Prices for the precious metal got a boost as the U.S. dollar and Treasury yields extended a retreat following remarks a day earlier by Federal Reserve Chairman Jerome Powell indicating policy makers would likely deliver a smaller interest rate increase this month.
Price action
Gold for February delivery
GC00,
+3.26%
GCG23,
+3.26%
rose $55.30, or 3.1%, to settle at $1,815.20 an ounce on Comex. Most-active gold futures saw their biggest one-day point and percentage gain since April 2020 and settled at their highest since Aug. 12, according to Dow Jones Market Data. Prices had already marked a November gain of more than 7%
March silver
SIH23,
+5.37%
rose $1.06, or 4.9%, to $22.841 an ounce, after posting a monthly rise of nearly 14%.
January platinum
PLF23,
+1.54%
was up 1.5% at $1,054.90 an ounce, while March palladium
PAH23,
+4.50%
rose 4.3% to $1,946.30 an ounce.
March copper
HGH23,
+1.51%
rose 2.1% to $3.8175 a pound.
Market drivers
Federal Reserve Chairman Jerome Powell indicated Wednesday the central bank may decide to raise interest rates at a slower pace at its next policy meeting. Treasurys rallied, pulling down yields, while the dollar retreated.
Traders believe that “an era of aggressive interest rate hikes is over, and only smaller rate hikes will be taking place.” said Naeem Aslam, chief market analyst at AvaTrade, in a market update.
Treasury yields continued to pullback in Thursday dealings, while the ICE U.S. Dollar Index
DXY,
-1.11%,
a measure of the currency against a basket of six major rivals, was down 1.1%.
“Gold likes the combination of lower interest rates and a weaker dollar,” said Marc Chandler, chief market strategist at Bannockburn Global Forex, in a note.
Lower yields lower the opportunity cost of holding non-yielding assets like gold, while a lower dollar makes commodities priced in the unit less expensive to users of other currencies.
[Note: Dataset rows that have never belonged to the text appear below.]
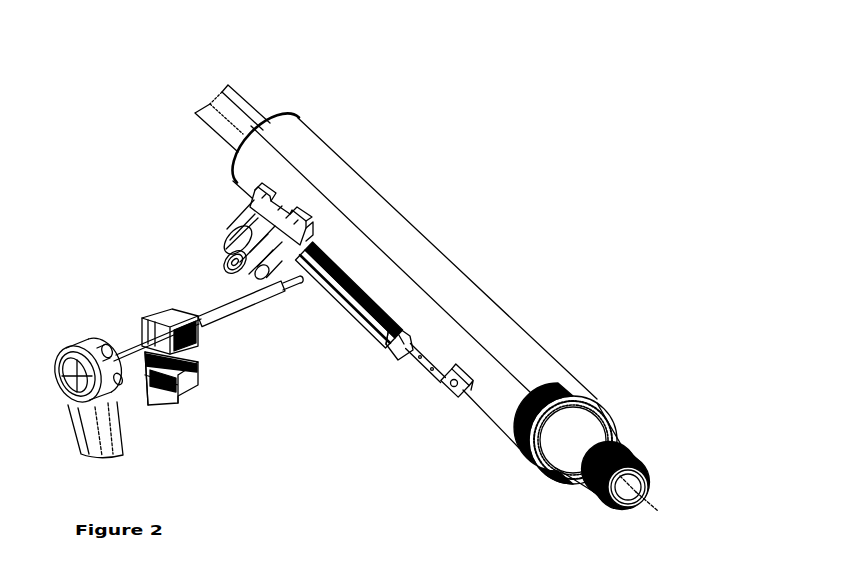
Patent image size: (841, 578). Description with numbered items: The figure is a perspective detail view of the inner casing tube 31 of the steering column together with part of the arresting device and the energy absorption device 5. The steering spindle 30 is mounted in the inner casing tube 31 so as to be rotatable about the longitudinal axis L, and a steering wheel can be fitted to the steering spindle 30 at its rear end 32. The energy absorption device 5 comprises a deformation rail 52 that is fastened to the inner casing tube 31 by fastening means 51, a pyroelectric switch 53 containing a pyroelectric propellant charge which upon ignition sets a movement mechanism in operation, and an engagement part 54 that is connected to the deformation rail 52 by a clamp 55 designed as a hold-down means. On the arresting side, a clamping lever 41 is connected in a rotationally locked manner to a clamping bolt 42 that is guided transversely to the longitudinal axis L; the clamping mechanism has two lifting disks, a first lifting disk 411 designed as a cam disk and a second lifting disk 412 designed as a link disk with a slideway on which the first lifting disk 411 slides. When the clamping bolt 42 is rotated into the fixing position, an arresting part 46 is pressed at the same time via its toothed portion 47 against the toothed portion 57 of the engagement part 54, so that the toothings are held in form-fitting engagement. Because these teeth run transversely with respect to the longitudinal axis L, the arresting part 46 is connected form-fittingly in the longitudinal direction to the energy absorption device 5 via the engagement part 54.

The energy absorption device 5 is at (316, 289).
The steering spindle 30 is at (592, 433).
The inner casing tube 31 is at (539, 370).
The rear end 32 is at (638, 460).
The clamping lever 41 is at (88, 432).
The first lifting disk 411 is at (108, 342).
The second lifting disk 412 is at (163, 320).
The clamping bolt 42 is at (210, 317).
The arresting part 46 is at (175, 359).
The toothed portion 47 is at (199, 358).
The fastening means 51 is at (453, 395).
The deformation rail 52 is at (414, 352).
The pyroelectric switch 53 is at (222, 252).
The engagement part 54 is at (360, 317).
The clamp 55 is at (306, 212).
The toothed portion 57 is at (357, 277).
The longitudinal axis L is at (654, 511).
U.S. data on Thursday showed the Federal Reserve’s favorite inflation gauge rose a modest 0.3% in October, adding another piece of evidence that points to slowly easing price pressures. The yearly rate of inflation slowed to 6% in October from 6.2% in the prior month and a 40-year high of 7% last summer.
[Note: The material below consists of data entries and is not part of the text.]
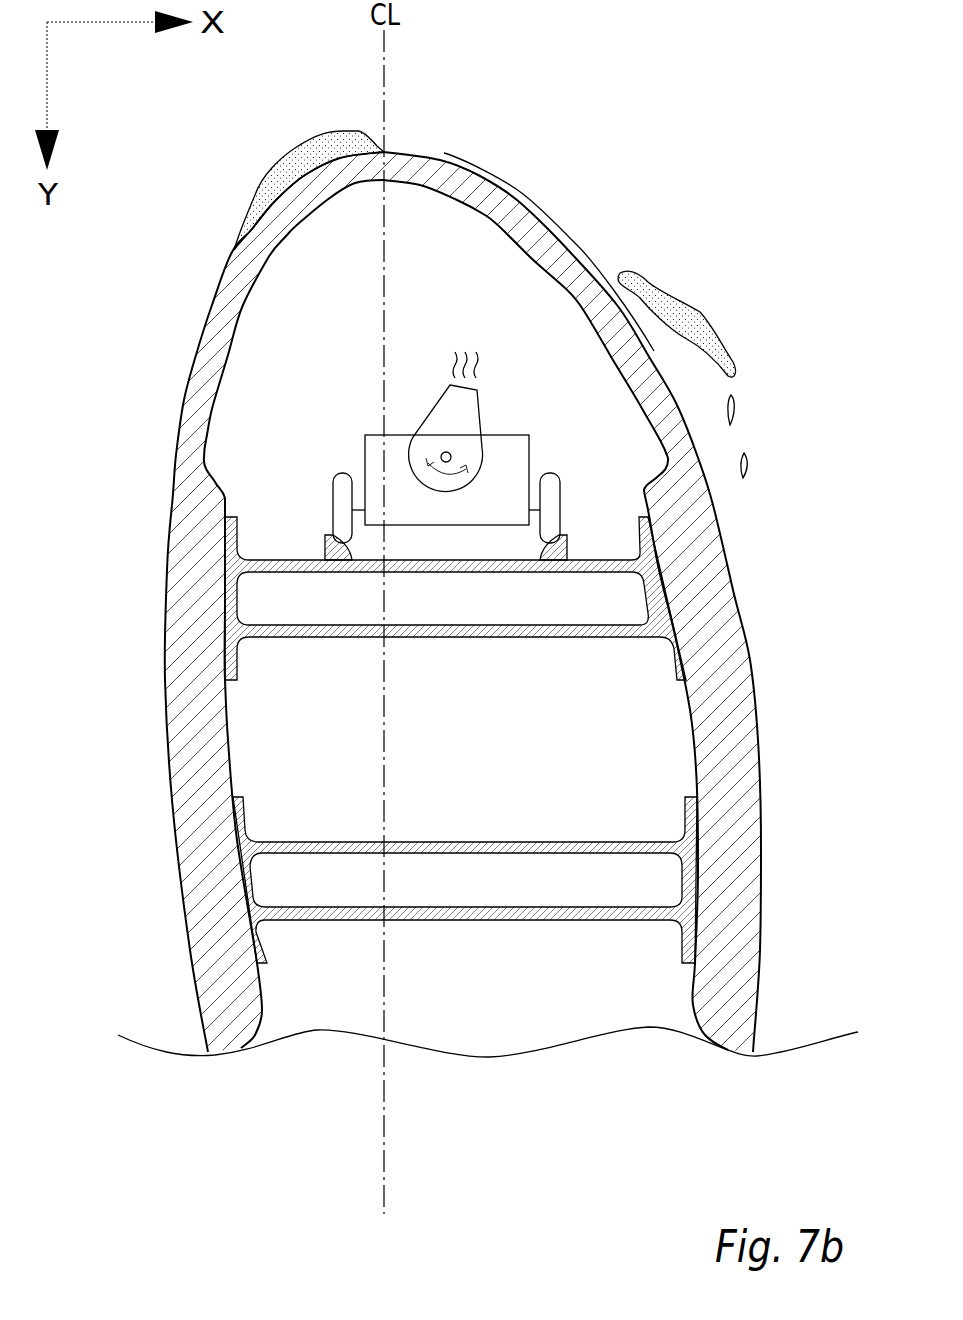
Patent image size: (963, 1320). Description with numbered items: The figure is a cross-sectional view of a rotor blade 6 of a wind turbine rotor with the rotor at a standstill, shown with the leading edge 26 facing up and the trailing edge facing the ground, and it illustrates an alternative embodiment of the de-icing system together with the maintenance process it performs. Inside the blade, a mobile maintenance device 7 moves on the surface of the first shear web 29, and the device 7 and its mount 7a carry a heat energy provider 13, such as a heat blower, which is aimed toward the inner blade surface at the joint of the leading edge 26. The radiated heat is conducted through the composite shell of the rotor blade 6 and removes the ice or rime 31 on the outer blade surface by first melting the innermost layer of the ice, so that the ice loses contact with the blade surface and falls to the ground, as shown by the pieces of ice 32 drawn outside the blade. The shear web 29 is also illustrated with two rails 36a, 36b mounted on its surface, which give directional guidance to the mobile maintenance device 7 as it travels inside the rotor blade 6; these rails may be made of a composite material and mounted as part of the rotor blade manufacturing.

The rotor blade 6 is at (675, 143).
The mobile maintenance device 7 is at (395, 434).
The housing mount 7a is at (338, 478).
The heat energy provider 13 is at (480, 408).
The leading edge 26 is at (385, 152).
The first shear web 29 is at (275, 558).
The ice or rime 31 is at (246, 219).
The pieces of ice 32 is at (738, 366).
The rail 36a is at (337, 548).
The rail 36b is at (560, 540).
Core PCE coming in at 0.2% versus forecasts for 0.3% is “a very positive step that inflation could have peaked,” Jeff Wright, chief investment officer at Wolfpack Capital, told MarketWatch, adding that personal income data came in at 0.8% — “right at the estimate.”
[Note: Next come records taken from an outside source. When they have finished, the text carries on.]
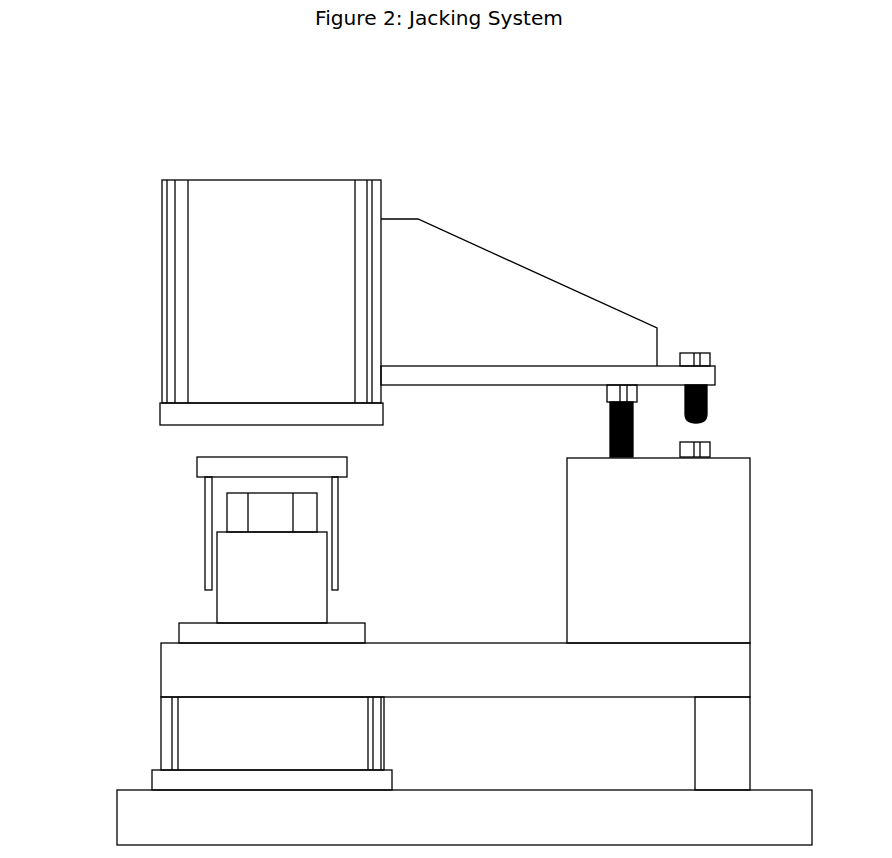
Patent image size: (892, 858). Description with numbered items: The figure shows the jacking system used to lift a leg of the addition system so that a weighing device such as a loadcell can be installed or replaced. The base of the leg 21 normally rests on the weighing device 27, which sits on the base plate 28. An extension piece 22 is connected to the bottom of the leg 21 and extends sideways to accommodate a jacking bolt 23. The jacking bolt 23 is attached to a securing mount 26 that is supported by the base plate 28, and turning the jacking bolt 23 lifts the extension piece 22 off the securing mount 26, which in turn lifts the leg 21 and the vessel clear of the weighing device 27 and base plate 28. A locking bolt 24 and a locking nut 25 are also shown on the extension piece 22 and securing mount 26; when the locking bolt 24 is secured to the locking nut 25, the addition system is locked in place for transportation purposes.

The leg 21 is at (162, 370).
The extension piece 22 is at (535, 272).
The jacking bolt 23 is at (637, 417).
The locking bolt 24 is at (710, 397).
The locking nut 25 is at (712, 450).
The securing mount 26 is at (750, 548).
The weighing device 27 is at (215, 553).
The base plate 28 is at (117, 818).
“Both of these data points show high a inflationary environment but moderation in the former trend,” he said. The trend is important for U.S. Treasurys, the U.S. dollar, and then gold, as the data impacts all three, he said.
Still, “a lot of the interest in gold is short term and sudden gains can evaporate with larger capital taking profits before year end,” Wright said.
If the trend holds through January, then “gold will participate with the U.S. equities Santa Claus rally,” he said.
Longer term and into 2023, “I do not like how gold sets up as interest rate increases are only moderating in the pace and I do not believe this is a pivot towards less restrictive monetary policy,” Wright said. “So short term positive for gold, medium term neutral and longer term not good in my opinion. For gold, it all comes down to view on interest rates, U.S. dollar and timing.”